Theories and Methods for Music Research

Western Norway is uniquely beautiful, but health can really be a challenge in the cold Nordic winters! After a series of unexpected delays, I am determined to get caught up with my schedule of writing and editing very soon.

Meanwhile, there has been another encouraging book review . . .

In NOTES: Quarterly Journal of the Music Library Association, Justin Hunter describes Theory and Method in Historical Ethnomusicology as ‘a valuable resource for any music scholar interested in the past and its relationship with the present. . . . a jaunty and robust contribution to how music studies could be enhanced by a sensitivity to historical pasts. McCollum and Hebert’s lengthy discussions of the cognitive dissonance of cultural memory are particularly poignant for researchers working to connect oral histories with written sources.’

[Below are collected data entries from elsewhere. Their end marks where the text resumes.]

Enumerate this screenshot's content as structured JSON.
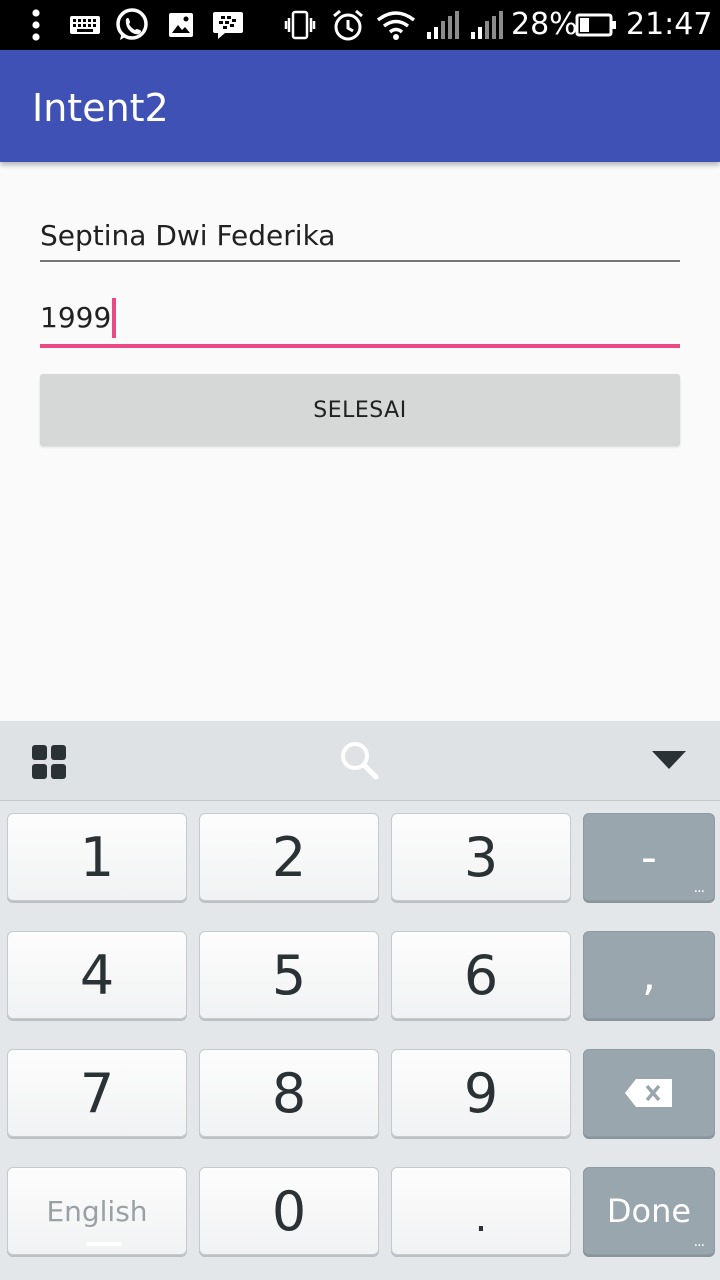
{
  "status_bar": {
    "battery_percent": "28%",
    "time": "21:47",
    "icons": [
      "more-vert-icon",
      "keyboard-icon",
      "whatsapp-icon",
      "gallery-icon",
      "bbm-icon",
      "vibrate-icon",
      "alarm-icon",
      "wifi-icon",
      "signal-icon",
      "signal-icon",
      "battery-icon"
    ]
  },
  "app_bar": {
    "title": "Intent2"
  },
  "form": {
    "name_value": "Septina Dwi Federika",
    "year_value": "1999",
    "submit_label": "SELESAI"
  },
  "keyboard": {
    "toolbar_icons": [
      "grid-icon",
      "search-icon",
      "hide-keyboard-icon"
    ],
    "rows": [
      [
        "1",
        "2",
        "3",
        "-"
      ],
      [
        "4",
        "5",
        "6",
        ","
      ],
      [
        "7",
        "8",
        "9",
        "backspace"
      ],
      [
        "English",
        "0",
        ".",
        "Done"
      ]
    ],
    "more_indicator": "...",
    "accent_color": "#e94a86"
  },
  "colors": {
    "app_bar": "#3f51b5",
    "accent": "#e94a86",
    "button_bg": "#d6d7d7"
  }
}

Jonathan McCollum and I also co-authored the definition for ‘Historical Ethnomusicology’ in a forthcoming encyclopedia on Sage press, and we have recently seen our very short article entitled ‘In Defence of Historical Ethnomusicology’ accepted by the journal Music and Letters, in which we manage to correct some misleading claims that were unfortunately published there by a doctoral student. We look forward to seeing further reactions to our book in the recognition that some of what we suggested is likely to stimulate a rethinking of assumptions regarding the musical past as well as both theories and methods in music research.